Klinische Neurophysiologie 2013; 44 - P34
DOI: 10.1055/s-0033-1337175

Interhemisphärische Inhibition (IHI) bei Musikern und ihr Einfluss auf den Lernprozess in bimanuellen motorischen Aufgaben

H Vollmann 1, CJ Steele 1, V Conde 1, J Claßen 1, A Villringer 1, P Ragert 1
  • 1Universität Leipzig, Klinik für Neurologie, Leipzig, Deutschland

Einleitung: Motorisches Lernen ist in einem Netzwerk unterschiedlicher kortikaler und subkortikaler Strukturen organisiert. Zwischen beiden Motorcortices bestehen bahnende und hemmende Verbindungen, die elektrophysiologisch mittels transkranieller Magnetstimulation (TMS) untersucht werden können. Die interhemisphärische Inhibition (IHI) wird über Fasern des Corpus callosum vermittelt, die insbesondere bei bimanuellen Aufgaben eine wichtige Rolle spielen. Das frühe Erlernen eines Musikinstruments führt zu strukturellen Veränderungen des Corpus callosum. Ziel der aktuellen Studie war es, die Auswirkungen von beidseitigem motorischem Lernen auf die interhemisphärielle Inhibition zwischen Musikern und musikalisch ungeschulten Personen zu vergleichen, um mehr über die physiologischen Grundlagen bimanuellen Lernens zu erfahren.

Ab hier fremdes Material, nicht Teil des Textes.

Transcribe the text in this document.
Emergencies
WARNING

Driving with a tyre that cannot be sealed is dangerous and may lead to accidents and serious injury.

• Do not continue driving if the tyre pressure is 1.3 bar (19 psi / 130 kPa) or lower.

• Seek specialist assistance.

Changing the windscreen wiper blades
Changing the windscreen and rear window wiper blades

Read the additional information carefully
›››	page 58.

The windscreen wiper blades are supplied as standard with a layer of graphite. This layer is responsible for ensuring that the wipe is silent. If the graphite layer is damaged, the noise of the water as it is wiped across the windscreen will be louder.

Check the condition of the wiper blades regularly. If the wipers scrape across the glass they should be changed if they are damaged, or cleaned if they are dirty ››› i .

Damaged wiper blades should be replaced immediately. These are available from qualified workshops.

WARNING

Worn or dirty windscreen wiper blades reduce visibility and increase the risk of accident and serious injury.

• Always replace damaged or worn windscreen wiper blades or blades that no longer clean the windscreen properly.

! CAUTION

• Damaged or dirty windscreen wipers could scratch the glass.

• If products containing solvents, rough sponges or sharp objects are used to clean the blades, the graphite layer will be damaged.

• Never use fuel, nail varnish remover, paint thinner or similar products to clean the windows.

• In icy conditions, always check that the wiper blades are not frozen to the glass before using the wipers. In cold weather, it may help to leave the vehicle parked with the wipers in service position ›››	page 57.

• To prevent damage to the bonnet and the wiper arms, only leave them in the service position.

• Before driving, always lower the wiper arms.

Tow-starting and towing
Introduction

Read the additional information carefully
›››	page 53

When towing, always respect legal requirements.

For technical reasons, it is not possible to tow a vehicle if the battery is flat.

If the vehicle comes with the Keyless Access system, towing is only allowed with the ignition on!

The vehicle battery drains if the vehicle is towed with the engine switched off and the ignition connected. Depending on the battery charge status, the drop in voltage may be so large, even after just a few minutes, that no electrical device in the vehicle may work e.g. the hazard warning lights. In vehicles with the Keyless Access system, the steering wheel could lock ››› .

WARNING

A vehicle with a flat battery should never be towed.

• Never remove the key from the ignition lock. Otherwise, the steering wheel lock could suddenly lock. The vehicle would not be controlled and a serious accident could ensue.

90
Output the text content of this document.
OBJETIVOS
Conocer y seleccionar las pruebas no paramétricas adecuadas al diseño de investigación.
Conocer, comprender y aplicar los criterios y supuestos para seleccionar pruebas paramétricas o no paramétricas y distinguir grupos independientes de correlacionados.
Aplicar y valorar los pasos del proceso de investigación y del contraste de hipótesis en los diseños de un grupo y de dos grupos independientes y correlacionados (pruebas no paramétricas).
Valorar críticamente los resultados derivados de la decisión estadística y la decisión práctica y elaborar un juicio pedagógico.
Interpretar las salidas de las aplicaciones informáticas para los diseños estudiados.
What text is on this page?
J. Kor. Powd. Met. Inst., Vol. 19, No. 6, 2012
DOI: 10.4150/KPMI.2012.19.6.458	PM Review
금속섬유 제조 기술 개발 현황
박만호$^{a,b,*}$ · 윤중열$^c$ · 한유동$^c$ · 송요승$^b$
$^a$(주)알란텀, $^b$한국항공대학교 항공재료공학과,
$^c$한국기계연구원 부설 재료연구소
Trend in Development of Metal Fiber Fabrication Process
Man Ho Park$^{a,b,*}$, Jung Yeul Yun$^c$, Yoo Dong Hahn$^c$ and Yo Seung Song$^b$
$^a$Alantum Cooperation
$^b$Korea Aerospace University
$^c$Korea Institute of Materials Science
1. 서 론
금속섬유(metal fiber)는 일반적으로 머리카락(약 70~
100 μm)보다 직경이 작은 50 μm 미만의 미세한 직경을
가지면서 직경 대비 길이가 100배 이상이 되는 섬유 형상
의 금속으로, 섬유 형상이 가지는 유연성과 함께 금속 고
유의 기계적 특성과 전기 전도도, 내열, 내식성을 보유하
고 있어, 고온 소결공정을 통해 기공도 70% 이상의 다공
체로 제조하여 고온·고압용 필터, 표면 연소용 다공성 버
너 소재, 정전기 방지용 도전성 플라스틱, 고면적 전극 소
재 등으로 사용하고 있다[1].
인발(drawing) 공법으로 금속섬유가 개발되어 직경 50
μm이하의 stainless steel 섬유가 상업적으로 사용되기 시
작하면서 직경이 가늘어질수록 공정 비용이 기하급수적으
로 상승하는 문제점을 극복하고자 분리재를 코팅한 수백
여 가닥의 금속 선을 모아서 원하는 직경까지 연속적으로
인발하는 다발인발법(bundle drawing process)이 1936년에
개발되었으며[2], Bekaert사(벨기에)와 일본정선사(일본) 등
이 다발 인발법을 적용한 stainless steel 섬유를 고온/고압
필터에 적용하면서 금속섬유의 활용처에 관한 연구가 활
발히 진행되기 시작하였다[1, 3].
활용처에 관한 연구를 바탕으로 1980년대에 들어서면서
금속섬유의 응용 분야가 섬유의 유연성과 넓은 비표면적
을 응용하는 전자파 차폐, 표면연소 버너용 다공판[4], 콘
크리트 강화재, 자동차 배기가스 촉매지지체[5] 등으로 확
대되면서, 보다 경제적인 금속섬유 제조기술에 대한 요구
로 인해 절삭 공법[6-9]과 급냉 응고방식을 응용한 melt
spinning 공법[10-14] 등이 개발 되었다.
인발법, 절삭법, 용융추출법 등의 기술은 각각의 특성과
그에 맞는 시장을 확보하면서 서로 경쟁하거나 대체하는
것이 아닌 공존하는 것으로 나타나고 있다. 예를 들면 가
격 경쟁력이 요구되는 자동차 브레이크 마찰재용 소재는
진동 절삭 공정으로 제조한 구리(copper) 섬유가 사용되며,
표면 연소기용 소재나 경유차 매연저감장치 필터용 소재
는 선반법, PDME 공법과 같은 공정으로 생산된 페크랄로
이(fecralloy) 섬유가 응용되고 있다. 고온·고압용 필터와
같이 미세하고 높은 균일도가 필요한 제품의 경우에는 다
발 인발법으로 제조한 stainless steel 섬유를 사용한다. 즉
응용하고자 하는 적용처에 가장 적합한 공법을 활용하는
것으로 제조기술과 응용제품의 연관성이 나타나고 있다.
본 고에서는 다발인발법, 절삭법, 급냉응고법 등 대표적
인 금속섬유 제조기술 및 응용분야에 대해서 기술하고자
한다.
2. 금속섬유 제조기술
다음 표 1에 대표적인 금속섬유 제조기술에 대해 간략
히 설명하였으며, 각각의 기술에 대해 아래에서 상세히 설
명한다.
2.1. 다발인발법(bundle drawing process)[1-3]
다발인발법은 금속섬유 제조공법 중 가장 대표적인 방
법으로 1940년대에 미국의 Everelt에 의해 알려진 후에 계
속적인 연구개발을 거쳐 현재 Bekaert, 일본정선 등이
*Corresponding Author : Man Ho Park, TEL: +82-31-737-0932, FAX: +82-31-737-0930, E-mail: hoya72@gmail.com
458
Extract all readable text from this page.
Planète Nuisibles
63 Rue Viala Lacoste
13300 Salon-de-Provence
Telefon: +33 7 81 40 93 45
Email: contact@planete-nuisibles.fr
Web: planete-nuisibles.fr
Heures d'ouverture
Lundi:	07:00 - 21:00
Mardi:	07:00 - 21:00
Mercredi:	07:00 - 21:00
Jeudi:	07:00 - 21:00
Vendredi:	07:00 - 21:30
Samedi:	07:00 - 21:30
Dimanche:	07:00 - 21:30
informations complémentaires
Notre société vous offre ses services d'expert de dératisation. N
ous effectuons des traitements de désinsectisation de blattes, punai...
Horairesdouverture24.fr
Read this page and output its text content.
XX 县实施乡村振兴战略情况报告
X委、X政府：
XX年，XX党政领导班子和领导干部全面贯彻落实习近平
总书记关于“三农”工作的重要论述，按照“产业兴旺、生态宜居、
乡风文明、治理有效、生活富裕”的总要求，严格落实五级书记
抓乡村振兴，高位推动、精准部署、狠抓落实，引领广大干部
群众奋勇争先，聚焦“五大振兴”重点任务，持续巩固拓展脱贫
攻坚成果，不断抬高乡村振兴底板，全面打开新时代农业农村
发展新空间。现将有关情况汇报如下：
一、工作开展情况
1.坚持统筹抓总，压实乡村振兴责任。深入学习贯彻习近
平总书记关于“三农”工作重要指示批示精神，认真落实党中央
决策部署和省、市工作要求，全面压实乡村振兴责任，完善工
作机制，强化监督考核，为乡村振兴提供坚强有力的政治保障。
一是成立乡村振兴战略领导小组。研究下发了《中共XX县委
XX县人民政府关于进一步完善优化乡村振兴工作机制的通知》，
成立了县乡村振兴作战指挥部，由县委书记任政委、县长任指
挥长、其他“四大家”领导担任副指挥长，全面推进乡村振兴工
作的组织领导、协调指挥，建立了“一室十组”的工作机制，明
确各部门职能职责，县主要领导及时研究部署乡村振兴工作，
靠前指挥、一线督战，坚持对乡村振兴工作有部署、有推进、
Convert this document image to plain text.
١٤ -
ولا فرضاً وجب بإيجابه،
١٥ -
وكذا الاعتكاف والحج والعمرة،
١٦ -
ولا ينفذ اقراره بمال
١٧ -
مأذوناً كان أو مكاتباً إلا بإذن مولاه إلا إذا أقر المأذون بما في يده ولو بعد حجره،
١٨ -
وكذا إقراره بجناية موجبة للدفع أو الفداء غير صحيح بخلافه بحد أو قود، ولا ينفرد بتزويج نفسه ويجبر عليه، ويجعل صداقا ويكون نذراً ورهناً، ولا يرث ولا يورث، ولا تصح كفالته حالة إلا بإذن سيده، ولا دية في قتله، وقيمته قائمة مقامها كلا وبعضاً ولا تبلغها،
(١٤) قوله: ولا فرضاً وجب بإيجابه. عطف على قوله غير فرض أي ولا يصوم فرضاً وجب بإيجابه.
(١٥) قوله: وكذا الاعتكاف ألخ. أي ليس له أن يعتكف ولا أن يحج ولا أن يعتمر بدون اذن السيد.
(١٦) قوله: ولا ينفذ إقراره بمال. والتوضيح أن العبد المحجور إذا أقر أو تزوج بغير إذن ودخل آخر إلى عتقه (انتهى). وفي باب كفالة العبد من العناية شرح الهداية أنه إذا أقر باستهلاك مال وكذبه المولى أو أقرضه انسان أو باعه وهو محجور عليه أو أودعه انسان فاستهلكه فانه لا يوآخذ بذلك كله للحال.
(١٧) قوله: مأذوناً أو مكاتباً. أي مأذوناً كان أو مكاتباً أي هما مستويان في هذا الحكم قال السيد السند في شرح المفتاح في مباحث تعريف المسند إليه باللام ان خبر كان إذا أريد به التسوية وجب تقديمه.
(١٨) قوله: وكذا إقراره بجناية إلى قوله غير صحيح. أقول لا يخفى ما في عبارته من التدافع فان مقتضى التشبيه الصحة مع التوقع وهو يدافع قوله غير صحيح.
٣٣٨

Material und Methoden: 47 Rechtshänder, davon 24 Musiker (15 Frauen, 9 Männer; Alter: 20 – 27J., im Mittel 23J., Beginn einer musikalischen Ausbildung mit durchschnittlich mit 5 ½ Jahren) und 23 Kontrollen (12 Frauen, 11 Männer; 20 – 29J., Mittel: 24J.) erlernten in zwei Blöcken von je 12 min eine bimanuelle visuomotorische Kraftdosierungsaufgabe ("pinch force task"), die hohe Anforderungen an die motorische Genauigkeit im Verhältnis zu vorgegebenen Bewegungssequenzen stellt. Die IHI wurde mittels Magnetstimulation durch ein Doppelpulsparadigma (M1-hotspots für FDI bei 1 mV MEPs, 10 ms Interstimulusintervall) vor und nach den Lernblöcken untersucht. Alle Versuchsteilnehmer erhielten vorher ein MRT des Schädels (T1 und DWI, b = 1000, 60 Richtungen, 1,7 mm3 Voxelgröße, 3 Tesla, MAGNETOM Trio, Siemens, Erlangen). Es wurde u.a. die fraktionelle Anisotrophie (FA) ermittelt (whole-brain und Corpus callosum als region of interest (ROI) x =-2 bis 2 von Medianebene). Die FA wurde mit der IHI innerhalb der ROI korreliert (alle Korrelationsanalysen signifikant ab p < 0,05, vollständig korrigiert für multiple Vergleiche, gegen Alter und Geschlecht kontrolliert).

Ergebnisse: Musiker zeigten im Vergleich zu den Kontrollen eine signifkant stärkere interhemisphärische Inhibition unter baseline Bedingungen (im Mittel 54 versus 38%, p = 0,03, n = 17 vs. 16). Durch das Training konnte bei allen Versuchsteilnehmern aber keine Veränderungen im Ausmaß der IHI festgestellt werden. Die zeitliche Genauigkeit der Aktionen der rechten Hand nahm hingegen bei Musikern durch das Training signifikant stärker zu als bei den Kontrollen (32 versus 6% Verbesserung der Lernsequenz relativ zu einer random-Sequenz, p = 0,01, gepaarter T-Test).

Diskussion: In einer visuomotorischen Aufgabe, die eine beidhändige Koordination erfordert, verbesserte sich die zeitliche Genauigkeit von Handbewegungen bei Musikern mehr als bei musikalisch ungeschulten Personen. Diese Unterschiede könnten mit einer höheren strukturellen und funktionellen Konnektivität zwischen beiden Hemisphären durch frühe Aufnahme einer musikalischen Ausbildung in Zusammenhang stehen.